Zum Weltfrauentag am 8. März wird es eine Rosenaktion geben. Und am 24. Juni findet ein Fairtrade-Markt statt. Dann präsentieren sich verschiedene Anbieter mit Ständen auf dem Viehmarkt.

Bürgermeister Armin Warmuth (CSU) unterstützt den Einsatz. Es gehe schließlich um Gerechtigkeit und Humanität. "Es ist insbesondere schön, dass die Schulen mit dabei sind", erklärt er. Die Hammelburger Jakob-Kaiser-Realschule darf sich seit vergangenem Jahr sogar mit dem separaten Logo Fairtrade-School schmücken. Sie war die erste Schule im Landkreis Bad Kissingen, die sich um diesen Titel beworben hatte. Das Hammelburger Frobenius-Gymnasium folgt in Kürze.

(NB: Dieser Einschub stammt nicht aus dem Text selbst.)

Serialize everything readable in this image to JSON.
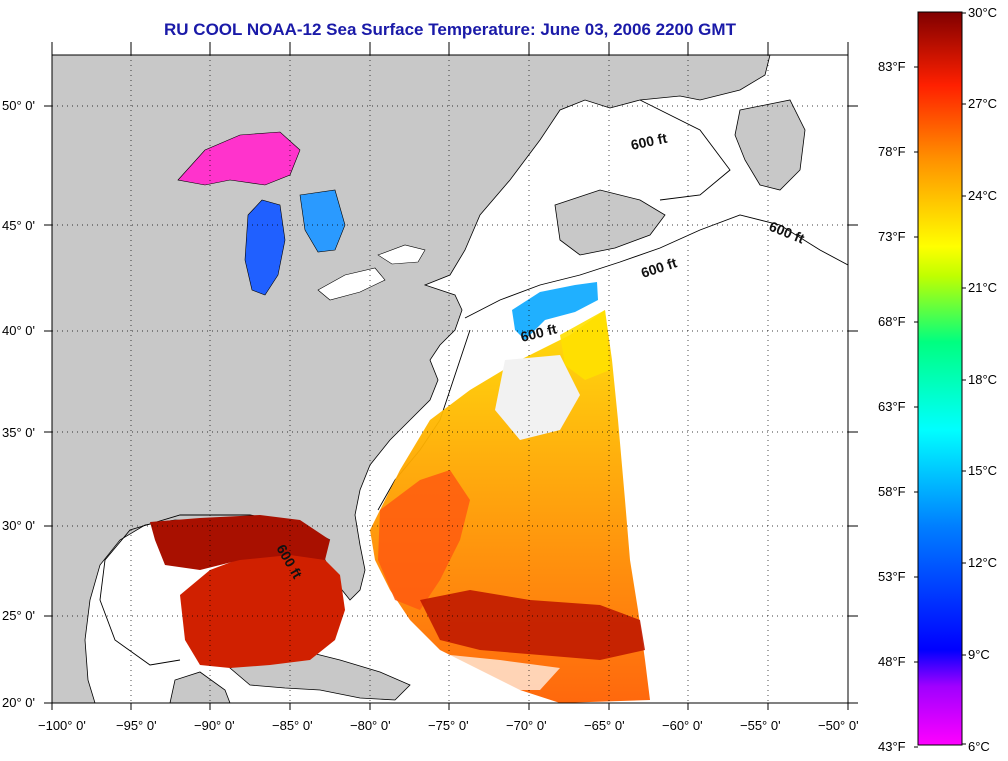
{
  "title": "RU COOL  NOAA-12  Sea Surface Temperature:  June 03, 2006 2200 GMT",
  "colors": {
    "title": "#1a1aa8",
    "land": "#c8c8c8",
    "ocean": "#ffffff",
    "frame": "#000000"
  },
  "axes": {
    "lon_labels": [
      "−100° 0'",
      "−95° 0'",
      "−90° 0'",
      "−85° 0'",
      "−80° 0'",
      "−75° 0'",
      "−70° 0'",
      "−65° 0'",
      "−60° 0'",
      "−55° 0'",
      "−50° 0'"
    ],
    "lat_labels": [
      "50° 0'",
      "45° 0'",
      "40° 0'",
      "35° 0'",
      "30° 0'",
      "25° 0'",
      "20° 0'"
    ]
  },
  "colorbar": {
    "celsius_labels": [
      "30°C",
      "27°C",
      "24°C",
      "21°C",
      "18°C",
      "15°C",
      "12°C",
      "9°C",
      "6°C"
    ],
    "fahrenheit_labels": [
      "83°F",
      "78°F",
      "73°F",
      "68°F",
      "63°F",
      "58°F",
      "53°F",
      "48°F",
      "43°F"
    ],
    "stops": [
      "#ff00ff",
      "#8000ff",
      "#0000ff",
      "#0080ff",
      "#00ffff",
      "#00ff80",
      "#00ff00",
      "#ffff00",
      "#ff8000",
      "#ff0000",
      "#800000"
    ]
  },
  "contour_labels": [
    "600 ft",
    "600 ft",
    "600 ft",
    "600 ft",
    "600 ft"
  ]
}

Aus Anlass der erneuten Urkundenverleihung an die Stadt bekommen alle Schulen in Hammelburg auf Initiative des Bürgermeisters jeweils einen Fußball, der garantiert ohne Kinderarbeit und fair produziert wurde. Die Kinder und Jugendlichen sollen beim Spielen merken, dass es Wahlmöglichkeiten beim Kauf aller Art von Sachen gibt. Und die Schulen sollen angeregt werden, bei künftigen Materialbestellungen an Fairtrade-Angebote zu denken.

So soll die Idee hinter der Fairtrade-Bewegung, Produzenten außerhalb der Industrieländer angemessene Einkommen und gute Arbeitsbedingungen zu ermöglichen, weitere Kreise ziehen. Das ist das Ziel der Steuerungsgruppe für die kommenden zwei Jahre. Die Steuerungsgruppe, aber auch die bereits teilnehmenden Betriebe und Institutionen sowie die rund 40 Helfer im Weltladen sind eine gut Ausgangsbasis.

Nach den zwei Jahren wird die hinter der Zertifizierung stehende Organisation Transfair erneut prüfen, ob die Stadt die Kriterien noch erfüllt. Für den jetzt erneuerten Titel musste die Stadt belegen, dass der Fairtrade-Gedanke weiter aktuell ist. Die Urkunde bescheinigt, dass Hammelburg eine Vorreiterrolle einnehme und Zeichen setze.